Artikel 87 V883/2004

Uit NeBelEx Wiki
Ga naar: navigatie, zoeken

Tekst van de regeling

Overgangsbepalingen

1. Aan deze verordening kan geen enkel recht worden ontleend voor het tijdvak dat aan de datum van haar toepassing voorafgaat.

2. Voor de vaststelling van de aan deze verordening te ontlenen rechten wordt rekening gehouden met elk tijdvak van verzekering, alsmede eventueel met elk tijdvak van werkzaamheden in loondienst, van werkzaamheden anders dan in loondienst of van wonen, dat krachtens de wetgeving van de betrokken lidstaat de datum van haar toepassing in deze lidstaat is vervuld.

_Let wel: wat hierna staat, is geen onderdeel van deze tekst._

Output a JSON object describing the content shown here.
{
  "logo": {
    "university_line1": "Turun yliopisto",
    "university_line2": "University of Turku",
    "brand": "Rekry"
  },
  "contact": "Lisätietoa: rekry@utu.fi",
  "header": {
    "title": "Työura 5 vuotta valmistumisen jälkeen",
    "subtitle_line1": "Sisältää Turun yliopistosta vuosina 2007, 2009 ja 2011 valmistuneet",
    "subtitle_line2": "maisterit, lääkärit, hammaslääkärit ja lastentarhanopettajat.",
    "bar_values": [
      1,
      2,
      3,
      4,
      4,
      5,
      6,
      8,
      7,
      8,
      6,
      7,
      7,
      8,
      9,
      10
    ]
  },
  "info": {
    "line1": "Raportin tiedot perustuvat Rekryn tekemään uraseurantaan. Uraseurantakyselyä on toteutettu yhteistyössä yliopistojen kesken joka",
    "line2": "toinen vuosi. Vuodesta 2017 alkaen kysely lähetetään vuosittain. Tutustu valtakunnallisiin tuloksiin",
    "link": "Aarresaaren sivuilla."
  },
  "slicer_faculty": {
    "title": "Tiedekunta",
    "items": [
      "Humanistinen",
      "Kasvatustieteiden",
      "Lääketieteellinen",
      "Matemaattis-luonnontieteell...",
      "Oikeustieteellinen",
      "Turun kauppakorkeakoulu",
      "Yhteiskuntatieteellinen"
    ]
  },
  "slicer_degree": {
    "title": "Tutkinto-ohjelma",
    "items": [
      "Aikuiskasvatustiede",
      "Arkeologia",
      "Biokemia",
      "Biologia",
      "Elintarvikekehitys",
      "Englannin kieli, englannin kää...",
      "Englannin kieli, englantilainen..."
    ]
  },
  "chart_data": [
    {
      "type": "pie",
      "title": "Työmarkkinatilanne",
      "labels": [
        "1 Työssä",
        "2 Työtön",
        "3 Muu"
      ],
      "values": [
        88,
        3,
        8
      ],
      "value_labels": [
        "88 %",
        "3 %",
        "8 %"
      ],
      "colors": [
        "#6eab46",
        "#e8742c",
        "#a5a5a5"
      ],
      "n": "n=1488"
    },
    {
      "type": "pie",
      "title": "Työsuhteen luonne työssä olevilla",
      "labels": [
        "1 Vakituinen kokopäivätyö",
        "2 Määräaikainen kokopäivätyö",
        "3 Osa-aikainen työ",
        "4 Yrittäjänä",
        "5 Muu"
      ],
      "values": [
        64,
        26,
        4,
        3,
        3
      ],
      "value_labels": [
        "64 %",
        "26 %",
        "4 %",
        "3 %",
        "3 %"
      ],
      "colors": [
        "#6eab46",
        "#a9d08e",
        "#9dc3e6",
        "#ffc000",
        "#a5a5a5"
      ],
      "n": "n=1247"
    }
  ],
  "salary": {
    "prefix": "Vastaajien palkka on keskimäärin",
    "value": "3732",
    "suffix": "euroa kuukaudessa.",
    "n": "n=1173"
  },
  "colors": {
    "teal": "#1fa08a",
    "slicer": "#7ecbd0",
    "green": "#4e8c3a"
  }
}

3. Onverminderd lid 1 ontstaat krachtens deze verordening ook dan een recht, indien dit recht in verband staat met een gebeurtenis die vóór de datum van haar toepassing in de betrokken lidstaat heeft plaatsgevonden.

4. Elke prestatie die in verband met de nationaliteit van de betrokkene dan wel met diens woonplaats niet is toegekend dan wel is geschorst, wordt op verzoek van de betrokkene toegekend of hervat met ingang van de datum van toepassing van deze verordening in de betrokken lidstaat, mits de vroeger toegekende rechten niet in de vorm van een afkoopsom zijn vereffend.

5. De rechten van de betrokkene wier pensioen vóór de datum van toepassing van deze verordening in een lidstaat werd toegekend, kunnen op verzoek van de betrokkene worden herzien met inachtneming van deze verordening.

6. Indien het in lid 4 of 5 bedoelde verzoek binnen twee jaar na de datum van toepassing van deze verordening in een lidstaat wordt ingediend, worden de aan deze verordening te ontlenen rechten met ingang van die datum verkregen, zonder dat de wetgeving van enige lidstaat met betrekking tot het verval of de verjaring van rechten op de betrokkenen kan worden toegepast.

7. Indien het in lid 4 of 5 bedoelde verzoek na afloop van de termijn van twee jaar na de datum van toepassing van deze verordening in de betrokken lidstaat wordt ingediend, worden de niet vervallen of verjaarde rechten met ingang van de datum waarop het verzoek is ingediend, verkregen, tenzij gunstiger bepalingen van de wetgeving van enig lidstaat van toepassing zijn.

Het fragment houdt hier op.